In der Entschließung stellt der Bundesrat fest, dass trotz der Öffnung der Ehe für gleichgeschlechtliche Paare im Jahr 2017 eine Gleichstellung von Regenbogenfamilien im Abstammungsrecht nicht erreicht ist. Zwei-Mütter-Familien müssen aktuell noch immer den Weg der Stiefkindadoption beschreiten, damit das in die Familie geborene Kind zwei rechtliche Eltern hat. Bei Elternpaaren mit einem Mann und einer Frau wird hingegen durch das Abstammungsrecht als zweites Elternteil automatisch der Mann zugeordnet, welcher mit der gebärenden Mutter verheiratet ist oder die Elternschaft anerkennt.

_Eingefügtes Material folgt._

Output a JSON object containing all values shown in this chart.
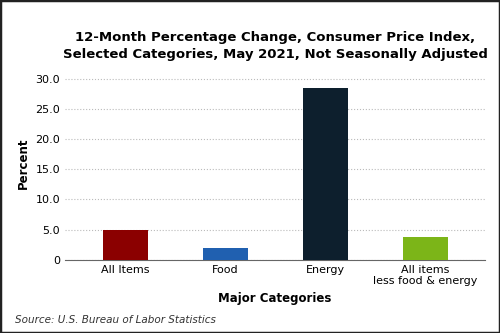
{
  "categories": [
    "All Items",
    "Food",
    "Energy",
    "All items\nless food & energy"
  ],
  "values": [
    4.9,
    2.0,
    28.5,
    3.8
  ],
  "bar_colors": [
    "#8B0000",
    "#2060B0",
    "#0D1F2D",
    "#7CB518"
  ],
  "title": "12-Month Percentage Change, Consumer Price Index,\nSelected Categories, May 2021, Not Seasonally Adjusted",
  "xlabel": "Major Categories",
  "ylabel": "Percent",
  "ylim": [
    0,
    32
  ],
  "yticks": [
    0,
    5.0,
    10.0,
    15.0,
    20.0,
    25.0,
    30.0
  ],
  "ytick_labels": [
    "0",
    "5.0",
    "10.0",
    "15.0",
    "20.0",
    "25.0",
    "30.0"
  ],
  "source_text": "Source: U.S. Bureau of Labor Statistics",
  "background_color": "#FFFFFF",
  "title_fontsize": 9.5,
  "axis_label_fontsize": 8.5,
  "tick_fontsize": 8,
  "source_fontsize": 7.5,
  "bar_width": 0.45,
  "grid_color": "#BBBBBB",
  "border_color": "#222222",
  "spine_color": "#666666"
}
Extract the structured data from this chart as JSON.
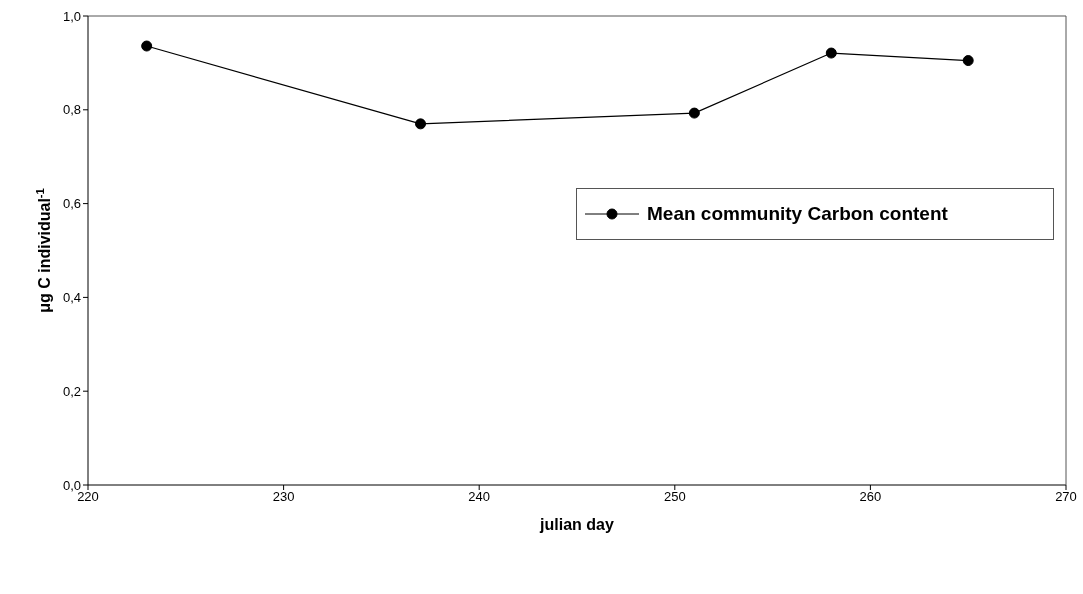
{
  "chart_data": {
    "type": "line",
    "xlabel": "julian day",
    "ylabel": "μg C individual$^{-1}$",
    "x": [
      223,
      237,
      251,
      258,
      265
    ],
    "series": [
      {
        "name": "Mean community Carbon content",
        "color": "#000000",
        "values": [
          0.936,
          0.77,
          0.793,
          0.921,
          0.905
        ]
      }
    ],
    "xlim": [
      220,
      270
    ],
    "xticks": [
      220,
      230,
      240,
      250,
      260,
      270
    ],
    "ylim": [
      0,
      1
    ],
    "yticks": [
      {
        "value": 0,
        "label": "0,0"
      },
      {
        "value": 0.2,
        "label": "0,2"
      },
      {
        "value": 0.4,
        "label": "0,4"
      },
      {
        "value": 0.6,
        "label": "0,6"
      },
      {
        "value": 0.8,
        "label": "0,8"
      },
      {
        "value": 1,
        "label": "1,0"
      }
    ],
    "legend": "right",
    "marker": "circle",
    "line_style": "solid",
    "grid": false
  }
}
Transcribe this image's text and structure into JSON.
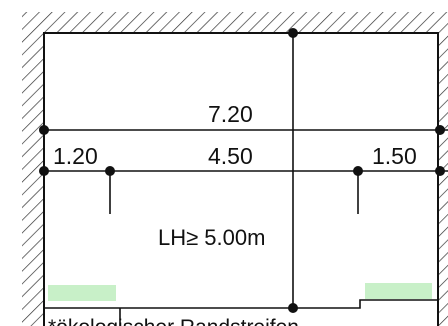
{
  "dimensions": {
    "total_width": "7.20",
    "left_strip": "1.20",
    "middle_span": "4.50",
    "right_strip": "1.50"
  },
  "clearance": {
    "label": "LH≥ 5.00m"
  },
  "caption": {
    "text": "*ökologischer Randstreifen"
  },
  "colors": {
    "green_strip": "#c8f0c8",
    "wall_hatch": "#333333",
    "line": "#111111"
  }
}
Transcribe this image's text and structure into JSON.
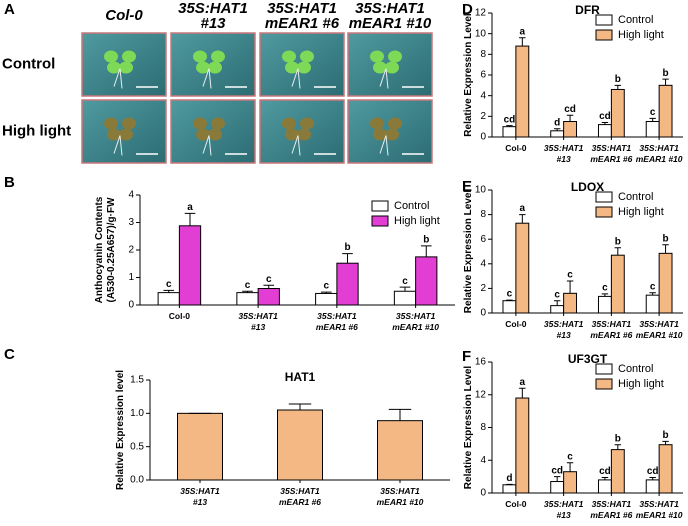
{
  "panel_a": {
    "label": "A",
    "columns": [
      [
        "Col-0"
      ],
      [
        "35S:HAT1",
        "#13"
      ],
      [
        "35S:HAT1",
        "mEAR1 #6"
      ],
      [
        "35S:HAT1",
        "mEAR1 #10"
      ]
    ],
    "rows": [
      "Control",
      "High light"
    ]
  },
  "chart_data": [
    {
      "type": "bar",
      "panel": "B",
      "ylabel": [
        "Anthocyanin Contents",
        "(A530-0.25A657)/g·FW"
      ],
      "categories": [
        [
          "Col-0"
        ],
        [
          "35S:HAT1",
          "#13"
        ],
        [
          "35S:HAT1",
          "mEAR1 #6"
        ],
        [
          "35S:HAT1",
          "mEAR1 #10"
        ]
      ],
      "ylim": [
        0,
        4
      ],
      "yticks": [
        0,
        1,
        2,
        3,
        4
      ],
      "legend": "upper right",
      "series": [
        {
          "name": "Control",
          "color": "#ffffff",
          "values": [
            0.45,
            0.45,
            0.42,
            0.5
          ],
          "errors": [
            0.08,
            0.05,
            0.05,
            0.15
          ],
          "letters": [
            "c",
            "c",
            "c",
            "c"
          ]
        },
        {
          "name": "High light",
          "color": "#e23ed4",
          "values": [
            2.88,
            0.6,
            1.52,
            1.75
          ],
          "errors": [
            0.45,
            0.12,
            0.35,
            0.4
          ],
          "letters": [
            "a",
            "c",
            "b",
            "b"
          ]
        }
      ]
    },
    {
      "type": "bar",
      "panel": "C",
      "title": "HAT1",
      "ylabel": [
        "Relative Expression  level"
      ],
      "categories": [
        [
          "35S:HAT1",
          "#13"
        ],
        [
          "35S:HAT1",
          "mEAR1 #6"
        ],
        [
          "35S:HAT1",
          "mEAR1 #10"
        ]
      ],
      "ylim": [
        0,
        1.5
      ],
      "yticks": [
        {
          "value": 0,
          "label": "0.0"
        },
        {
          "value": 0.5,
          "label": "0.5"
        },
        {
          "value": 1,
          "label": "1.0"
        },
        {
          "value": 1.5,
          "label": "1.5"
        }
      ],
      "series": [
        {
          "color": "#f4b884",
          "values": [
            1.0,
            1.05,
            0.89
          ],
          "errors": [
            0,
            0.09,
            0.17
          ]
        }
      ]
    },
    {
      "type": "bar",
      "panel": "D",
      "title": "DFR",
      "ylabel": [
        "Relative Expression Level"
      ],
      "categories": [
        [
          "Col-0"
        ],
        [
          "35S:HAT1",
          "#13"
        ],
        [
          "35S:HAT1",
          "mEAR1 #6"
        ],
        [
          "35S:HAT1",
          "mEAR1 #10"
        ]
      ],
      "ylim": [
        0,
        12
      ],
      "yticks": [
        0,
        2,
        4,
        6,
        8,
        10,
        12
      ],
      "legend": "upper right",
      "series": [
        {
          "name": "Control",
          "color": "#ffffff",
          "values": [
            1.0,
            0.6,
            1.2,
            1.5
          ],
          "errors": [
            0.1,
            0.2,
            0.2,
            0.3
          ],
          "letters": [
            "cd",
            "d",
            "cd",
            "c"
          ]
        },
        {
          "name": "High light",
          "color": "#f4b884",
          "values": [
            8.8,
            1.5,
            4.6,
            5.0
          ],
          "errors": [
            0.8,
            0.6,
            0.4,
            0.6
          ],
          "letters": [
            "a",
            "cd",
            "b",
            "b"
          ]
        }
      ]
    },
    {
      "type": "bar",
      "panel": "E",
      "title": "LDOX",
      "ylabel": [
        "Relative Expression Level"
      ],
      "categories": [
        [
          "Col-0"
        ],
        [
          "35S:HAT1",
          "#13"
        ],
        [
          "35S:HAT1",
          "mEAR1 #6"
        ],
        [
          "35S:HAT1",
          "mEAR1 #10"
        ]
      ],
      "ylim": [
        0,
        10
      ],
      "yticks": [
        0,
        2,
        4,
        6,
        8,
        10
      ],
      "legend": "upper right",
      "series": [
        {
          "name": "Control",
          "color": "#ffffff",
          "values": [
            1.0,
            0.6,
            1.35,
            1.45
          ],
          "errors": [
            0.05,
            0.4,
            0.2,
            0.2
          ],
          "letters": [
            "c",
            "c",
            "c",
            "c"
          ]
        },
        {
          "name": "High light",
          "color": "#f4b884",
          "values": [
            7.3,
            1.6,
            4.7,
            4.85
          ],
          "errors": [
            0.7,
            1.0,
            0.6,
            0.7
          ],
          "letters": [
            "a",
            "c",
            "b",
            "b"
          ]
        }
      ]
    },
    {
      "type": "bar",
      "panel": "F",
      "title": "UF3GT",
      "ylabel": [
        "Relative Expression Level"
      ],
      "categories": [
        [
          "Col-0"
        ],
        [
          "35S:HAT1",
          "#13"
        ],
        [
          "35S:HAT1",
          "mEAR1 #6"
        ],
        [
          "35S:HAT1",
          "mEAR1 #10"
        ]
      ],
      "ylim": [
        0,
        16
      ],
      "yticks": [
        0,
        4,
        8,
        12,
        16
      ],
      "legend": "upper right",
      "series": [
        {
          "name": "Control",
          "color": "#ffffff",
          "values": [
            1.0,
            1.4,
            1.6,
            1.6
          ],
          "errors": [
            0.05,
            0.6,
            0.3,
            0.3
          ],
          "letters": [
            "d",
            "cd",
            "cd",
            "cd"
          ]
        },
        {
          "name": "High light",
          "color": "#f4b884",
          "values": [
            11.6,
            2.6,
            5.3,
            5.9
          ],
          "errors": [
            1.2,
            1.1,
            0.6,
            0.4
          ],
          "letters": [
            "a",
            "c",
            "b",
            "b"
          ]
        }
      ]
    }
  ]
}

Kindeswohl und Grundrechte

Gefordert wird die Abschaffung der Ungleichbehandlung zwischen Ehepaaren bzw. Partnerschaften mit einem Mann und einer Frau und Ehepaaren bzw. Partnerschaften zweier Frauen in Bezug auf die Erlangung der Elternstellung. Im Sinne des Kindeswohls und der Wahrung der Grundrechte, so der Bundesrat, muss es allen Kindern ermöglicht werden, unmittelbar nach ihrer Geburt zwei rechtliche Eltern zu haben.

Begründung

Nach der Öffnung der Ehe für gleichgeschlechtliche Paare im Jahr 2017 wurde
das Abstammungsrecht nicht geändert, so die Begründung der Bundesrat-Entschließung. Bei Frauenpaaren mit Kinderwunsch führen die Definitionen von Elternschaft im Abstammungsrecht faktisch zu einer Exklusion der nicht-gebärenden Frau. Diese kann zur Erlangung der Elternschaft nur den Weg der Stiefkindadoption gehen, welcher für die Familie zum Zeitpunkt der Geburt eines Kindes nicht nur eine Belastung, sondern auch eine Phase der rechtlichen Unsicherheit bedeutet.

Weitere Reformvorhaben

Um für Zwei-Mütter-Familien auf schnellstem Wege die dringend gebotenen
Erleichterungen zu erreichen und ihre Diskriminierung zu beenden, fokussiert
sich diese Entschließung ausschließlich auf die genannte Zielgruppe. Weitere
Reformvorhaben, welche der Vielfalt an Familienkonstellationen in Deutschland Rechnung tragen, wie z.B. rechtliche Grundlagen für Konstellationen der
Mehrelternschaft in Regenbogen- oder Patchworkfamilien oder die Regelung
von Elternschaft von trans*- oder nicht-binären Personen, bleiben davon unbenommen.

Bundesregierung am Zug

Die Entschließung wird der Bundesregierung zugeleitet, die sich damit auseinandersetzen kann. Ob und wann sie dies tun muss, ist gesetzlich nicht geregelt.